Sou fascinado por supermercados é outra revelação pessoal que conspira contra mim, vítima do oitavo pecado capital, o consumismo. Mas deixemos a sombra bíblica de lado para especular quem inventou o "conceito" de supermercado. Uma pesquisa rápida ao Google me daria a resposta, com certeza, mas às vezes gosto de me aventurar sozinho pelo bosque da ignorância só para ter a ilusão de alguns estalos e descobrir de novo a roda.
O momento-chave, digamos assim, foi a ideia esdrúxula de que o freguês poderia ele mesmo ir pegando as mercadorias das prateleiras, em vez de esperar na fila do velho balcão que um funcionário pachorrento lhe trouxesse o quilo de arroz, a caixa de fósforos, o litro de leite, a lâmpada de 60 velas, uma coisa de cada vez. Nessa mudança simples de perspectiva concentra-se um mundo de transformações culturais, econômicas, sociais e políticas. A primeira delas é o princípio da não tutelagem, da autonomia do indivíduo. É um conceito político. Junto com ele vem o princípio de que todo indivíduo é honesto, sendo o desonesto a exceção, e não o contrário, e assim podemos "soltá-lo" entre as prateleiras que ele vai se comportar civilizadamente, sem necessidade de um intermediário oficial entre o cidadão e o objeto de consumo.
Além disso, o supermercado pressupõe a produção em massa, a abundância de produtos e uma ampla competição.
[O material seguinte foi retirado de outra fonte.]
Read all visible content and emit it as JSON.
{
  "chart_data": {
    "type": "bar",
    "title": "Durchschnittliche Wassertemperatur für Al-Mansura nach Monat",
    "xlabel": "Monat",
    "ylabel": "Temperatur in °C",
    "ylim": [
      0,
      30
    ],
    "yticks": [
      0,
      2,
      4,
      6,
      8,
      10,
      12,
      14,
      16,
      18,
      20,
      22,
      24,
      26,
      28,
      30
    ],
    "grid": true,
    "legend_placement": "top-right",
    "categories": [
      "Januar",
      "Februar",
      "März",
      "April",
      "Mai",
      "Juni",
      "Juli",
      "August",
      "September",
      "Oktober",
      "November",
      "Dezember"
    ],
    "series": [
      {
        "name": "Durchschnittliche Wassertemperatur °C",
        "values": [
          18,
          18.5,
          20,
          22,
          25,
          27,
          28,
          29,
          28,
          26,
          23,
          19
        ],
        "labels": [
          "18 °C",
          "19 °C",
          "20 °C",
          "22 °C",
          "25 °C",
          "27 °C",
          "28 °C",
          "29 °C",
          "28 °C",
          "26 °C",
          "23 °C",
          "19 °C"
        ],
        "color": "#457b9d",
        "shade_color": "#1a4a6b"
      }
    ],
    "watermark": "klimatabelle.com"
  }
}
Qualquer viciado em supermercados sabe que a exposição de dezenas de marcas, tipos, embalagens e ofertas de produtos semelhantes é um estímulo irresistível a se comprar mais do que o necessário ou (às vezes principalmente) o que não é necessário. Como não somos tutelados, estamos livres também para fazer besteira. O excesso ostensivo proliferou depois do horror das grandes guerras, a partir dos anos 1950, quando o mundo ocidental viveu um crescimento das classes médias sem precedentes na história. E com o supermercado ganhamos tempo, que é o subproduto mais importante (e cada vez mais caro) da sociedade do lazer.
Aqui em Curitiba, ganhamos tempo só em tese. Uma pena que essa invenção extraordinária encontre em nós gerências arcaicas, incompetentes ou mesquinhas que acabam por transformar a compra num suplício. Já cheguei a largar um carrinho cheio porque o supermercado naquele dia "não estava aceitando cartão". Em outra grande rede, o freguês sofre com falta de etiquetas, valores errados, leitores eletrônicos que não funcionam, para depois perder 40 minutos numa fila. Um supermercado central construiu 20 caixas para atender cestinhas, mas ocupadas por apenas dois funcionários, enquanto uma fila soviética serpenteia pelas prateleiras. Sinto-me um russo em 1939, com um cartão de racionamento na mão. Dizem que é o tal neoliberalismo desses capitalistas malvados, mas acho que, nesse caso, para ir direto ao osso, é só estultice mesmo.